The labour market scam gets under way

As the first pilot schemes for getting claimants off Incapacity Benefit and into work have judged that 70% were fit for work, the real attitude of the Tories towards unemployment is becoming painfully clear.   Their Work First model of active labour market policy is defined by increasingly punitive approaches to conditionality and compulsion, the tightening of access to working-age benefits, and contracted-out services that prioritise fitting the workless into any job available.   All this in the context of rising unemploment and the lack of decent quality job opportunities throughout the depressed regions.   But the real scam is only now coming to light in the Government’s announcement of who it has awarded contracts to for forcing people back into work, any work, even while the Government is itself contracting the economy and shrinking the jobs base.
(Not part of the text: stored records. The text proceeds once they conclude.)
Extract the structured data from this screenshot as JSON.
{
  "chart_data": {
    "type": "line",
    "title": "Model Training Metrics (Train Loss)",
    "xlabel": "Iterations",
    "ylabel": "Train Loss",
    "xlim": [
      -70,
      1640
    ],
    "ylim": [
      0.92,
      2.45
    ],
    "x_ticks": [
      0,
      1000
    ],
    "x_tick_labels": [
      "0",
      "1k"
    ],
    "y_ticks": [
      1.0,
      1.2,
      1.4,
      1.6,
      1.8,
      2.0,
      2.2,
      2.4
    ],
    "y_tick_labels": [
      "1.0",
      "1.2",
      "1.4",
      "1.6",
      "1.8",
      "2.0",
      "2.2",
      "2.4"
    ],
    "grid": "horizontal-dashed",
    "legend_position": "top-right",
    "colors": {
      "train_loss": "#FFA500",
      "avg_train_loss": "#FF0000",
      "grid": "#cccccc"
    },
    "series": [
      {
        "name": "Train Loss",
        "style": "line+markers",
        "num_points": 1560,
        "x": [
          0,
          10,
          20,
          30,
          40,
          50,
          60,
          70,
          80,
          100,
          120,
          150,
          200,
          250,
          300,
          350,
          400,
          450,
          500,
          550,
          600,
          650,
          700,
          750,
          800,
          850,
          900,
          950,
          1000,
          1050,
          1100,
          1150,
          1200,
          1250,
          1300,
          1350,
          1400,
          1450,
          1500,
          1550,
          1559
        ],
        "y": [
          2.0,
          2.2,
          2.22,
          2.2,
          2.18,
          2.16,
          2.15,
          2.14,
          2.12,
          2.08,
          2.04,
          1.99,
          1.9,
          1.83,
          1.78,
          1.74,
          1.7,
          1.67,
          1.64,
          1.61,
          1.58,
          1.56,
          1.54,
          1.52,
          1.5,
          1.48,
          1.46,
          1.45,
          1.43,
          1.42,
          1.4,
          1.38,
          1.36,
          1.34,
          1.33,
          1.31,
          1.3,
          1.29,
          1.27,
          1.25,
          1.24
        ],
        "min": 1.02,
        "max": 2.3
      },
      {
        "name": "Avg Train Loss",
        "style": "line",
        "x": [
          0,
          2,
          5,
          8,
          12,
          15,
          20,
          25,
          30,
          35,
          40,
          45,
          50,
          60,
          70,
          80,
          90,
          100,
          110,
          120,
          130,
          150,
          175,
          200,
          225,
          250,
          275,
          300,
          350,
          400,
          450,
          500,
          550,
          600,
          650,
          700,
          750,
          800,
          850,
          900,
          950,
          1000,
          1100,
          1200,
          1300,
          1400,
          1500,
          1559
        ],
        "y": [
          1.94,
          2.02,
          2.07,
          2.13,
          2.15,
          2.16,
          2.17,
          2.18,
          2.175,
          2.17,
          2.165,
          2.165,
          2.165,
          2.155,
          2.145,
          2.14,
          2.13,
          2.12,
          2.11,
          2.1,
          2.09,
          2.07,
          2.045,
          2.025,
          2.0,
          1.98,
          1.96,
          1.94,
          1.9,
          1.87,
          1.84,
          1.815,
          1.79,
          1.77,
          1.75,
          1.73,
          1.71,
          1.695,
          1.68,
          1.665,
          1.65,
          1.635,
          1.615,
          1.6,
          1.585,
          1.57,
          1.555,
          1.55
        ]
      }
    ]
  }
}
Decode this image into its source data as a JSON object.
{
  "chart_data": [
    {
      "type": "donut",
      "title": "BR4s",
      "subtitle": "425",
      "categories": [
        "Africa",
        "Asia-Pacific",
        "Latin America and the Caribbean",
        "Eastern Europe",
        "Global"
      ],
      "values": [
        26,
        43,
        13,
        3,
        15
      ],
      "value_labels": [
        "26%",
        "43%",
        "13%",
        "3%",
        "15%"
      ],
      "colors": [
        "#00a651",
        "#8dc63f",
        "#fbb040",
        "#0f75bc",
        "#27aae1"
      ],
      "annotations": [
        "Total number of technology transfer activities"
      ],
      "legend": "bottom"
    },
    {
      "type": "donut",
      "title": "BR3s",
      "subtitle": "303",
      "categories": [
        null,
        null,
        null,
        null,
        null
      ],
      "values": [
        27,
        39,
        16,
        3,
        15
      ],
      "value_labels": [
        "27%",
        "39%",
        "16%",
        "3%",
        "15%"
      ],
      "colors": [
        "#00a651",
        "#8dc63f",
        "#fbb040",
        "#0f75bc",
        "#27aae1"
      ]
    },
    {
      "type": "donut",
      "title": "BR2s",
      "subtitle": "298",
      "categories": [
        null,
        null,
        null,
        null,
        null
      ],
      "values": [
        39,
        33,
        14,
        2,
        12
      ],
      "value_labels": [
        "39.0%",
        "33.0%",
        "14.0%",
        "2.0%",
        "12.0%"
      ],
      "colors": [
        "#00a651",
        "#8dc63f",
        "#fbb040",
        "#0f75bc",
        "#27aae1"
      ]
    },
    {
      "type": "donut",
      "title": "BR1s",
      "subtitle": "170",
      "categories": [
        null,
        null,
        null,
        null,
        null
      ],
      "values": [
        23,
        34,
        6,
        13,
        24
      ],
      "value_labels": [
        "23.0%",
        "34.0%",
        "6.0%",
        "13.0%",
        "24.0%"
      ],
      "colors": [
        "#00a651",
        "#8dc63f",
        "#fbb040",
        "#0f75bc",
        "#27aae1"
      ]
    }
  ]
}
This is an exercise which won’t get many into work (there aren’t the jobs to go to), but it will certainly impoverish hundreds of thousands of claimants whilst at the same time conferring obscene wealth on the privatisers through whose hands they briefly pass.   Specifically:

  • 38 out of the 40 contracts awarded went to big private companies, not the voluntary sector or not-for-profit groups who were supposed to be leading the Big Society programme.   One of the private winners was A4E (Action for Employment), led by Emma Harrison, one of Cameron’s favourites, who the Observer revealed shares with her husband an income of £1.4m running her welfare-to-work outfit – £26,723 a week for the boss finding non-existent work, £35 a week for the IB claimant forced down on to JSA.
  • The contracts handed out were worth £3-5bn to the big private companies – A4E, Serco, Reed, etc. – yet their past record has been an unmitigatedly dismal failure.   Against 30-50% back-to-work targets they scored no better than 13-16%, such a gross under-achievement as in any real market would lead to a sacking (none of them were).
  • Even those whom they ‘successfully’ got back into work were soon out of work again – a quarter within 3 months.   Why not a standard that in the case of those who fell out of work in less than a year, the profit bounty would be halved or more?
  • For this monument to extravagantly wasteful work placement, the the profit before tax was 9%, despite the PAC finding that £94m was spent on alleged job support that didn’t actually deliver any additional jobs.
  • Jobcentre Plus was found to be more efficient and effective than the private providers, even though the latter cream off the easier claimants whereas more problematic groups like the mentally ill, ex-prisoners or addicts will be palmed off to the public or voluntary sectors.

But this is not a matter of comparative performance between public and private: it’s about ideology, privatising all public services to ‘any willing provider’, as Cameron has repeatedly acknowledged, whatever the cost, whatever the failures, whatever the misery for the victims.